‘I am a citizen of the world,” so the great Renaissance thinker Desiderius Erasmus is reputed to have said. It is because of his cosmopolitanism that 521 years after his birth, the EU named its exchange programme for students after him. It was part of a project aiming to create citizens of Europe, not just of its member states.
Britain’s post-Brexit withdrawal from the scheme was a setback for a cosmopolitan project that has suffered bigger blows since. Nationalism has been ascendant across the continent, and Euroscepticism ceased to be a peculiarly British phenomenon years ago. Could the announcement that British students are to be readmitted to Erasmus+ provide some hope that the internationalist dream is not dead yet?
As an alumnus of the then fledgling programme in 1989, I hope so. I spent a term in Erasmus’s home town of Rotterdam, at the university that bears his name, and was there when the Berlin Wall fell. Half-Italian, I was enthusiastic about the vision of ever-increasing union in Europe. So why did it falter?
A clue is given in the words that complete Erasmus’s “citizen of the world” quote: “known to all and to all a stranger”. Cosmopolitanism strengthens our links with the world as a whole, but weakens them with specific places and peoples. The trade-off is unavoidable, and for many it has been unacceptable. Keir Starmer’s much-maligned “island of strangers” line echoed these anxieties. By amplifying, and so exaggerating, the kernel of truth it contained, he poured more oil on the populist fire.
At its best, Erasmus+ shows us how better to manage the tension between mobility and belonging. Importantly, the scheme is not a free-for-all, but a highly managed system. This is critical to its public acceptance. We must maintain the distinction between visitor and guest; established populations and new arrivals.
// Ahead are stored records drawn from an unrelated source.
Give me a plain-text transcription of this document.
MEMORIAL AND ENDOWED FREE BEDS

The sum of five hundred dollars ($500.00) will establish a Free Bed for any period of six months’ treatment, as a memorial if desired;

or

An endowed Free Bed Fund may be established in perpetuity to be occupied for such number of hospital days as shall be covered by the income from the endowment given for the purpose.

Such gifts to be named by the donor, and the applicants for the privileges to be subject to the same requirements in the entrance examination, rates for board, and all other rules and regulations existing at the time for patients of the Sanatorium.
That was the dynamic when we were in Rotterdam. We were guests in the Netherlands and were treated as such. Attending their university was a privilege, not a right. This all seemed obvious. But the perception has been allowed to grow that the distinction between born-and-bred, and adoptive, citizens doesn’t matter any more. Globalisation has become a byword for homogenisation, with local traditions lost in the melting pot.
The whole premise of Erasmus+ is that each member state of the EU is different, and that is precisely why it benefits students to spend time in another one. That’s what made the exchange such a formative experience for me. The Dutch students seemed more mature, more serious about their studies, with none of the anti-intellectualism that made being an earnest student in the UK embarrassing. They were sociable and liked a beer, but even when they got drunk, it was not the bar-room carnage of halls of residence back home. Most strikingly, their conception of philosophy, and how to conduct it, differed. I would not have read Foucault or Merleau-Ponty if I had stayed in Reading.
These may not seem to be radical revelations, but seeing that cultural differences are a collection of individually small things builds respect and understanding. Erasmus+ brings the continent together, but it also teaches us that unity is built on diversity; it is not the enemy of it. This idea is best captured not in European enlightenment thought but in the Confucian concept of harmony.
Harmony remains the pre-eminent political, social and moral value in China today, albeit one that is often misused by the Chinese Communist party. The core of the idea is that harmony needs difference; it must not seek to eradicate it. A piece of music needs many notes and instruments. A delicious soup needs a balance of ingredients, so as to not be overwhelmed by one.
Missing from the European project has been a clear sense that this is what a harmonious Europe needs, too. Member states retaining their identities is actually essential for the project to work. Sometimes the EU signals this well, such as when it recognises local foods and cultures. But, too often, the EU is perceived as the enemy of national identity.
Students today travel much more than my generation did. But spending months in one place is a much bigger eye-opener. Of course, by itself it won’t halt the nativist tide. Erasmus+ did not stop other European countries going down the nationalist route. But at least it is a step in the right direction, a sign that history does not progress linearly, but zigs and zags, sometimes stepping forwards, sometimes stepping back. It provides a model for a revived Europeanism, in which we embrace our continental identities without losing our national and regional ones.
And if that all sounds too high-minded, at the very least Erasmus+ students should also live out another quote from the eponymous philosopher: “A constant element of enjoyment must be mingled with our studies, so that we think of learning as a game rather than a form of drudgery, for no activity can be continued for long if it does not to some extent afford pleasure to the participant.”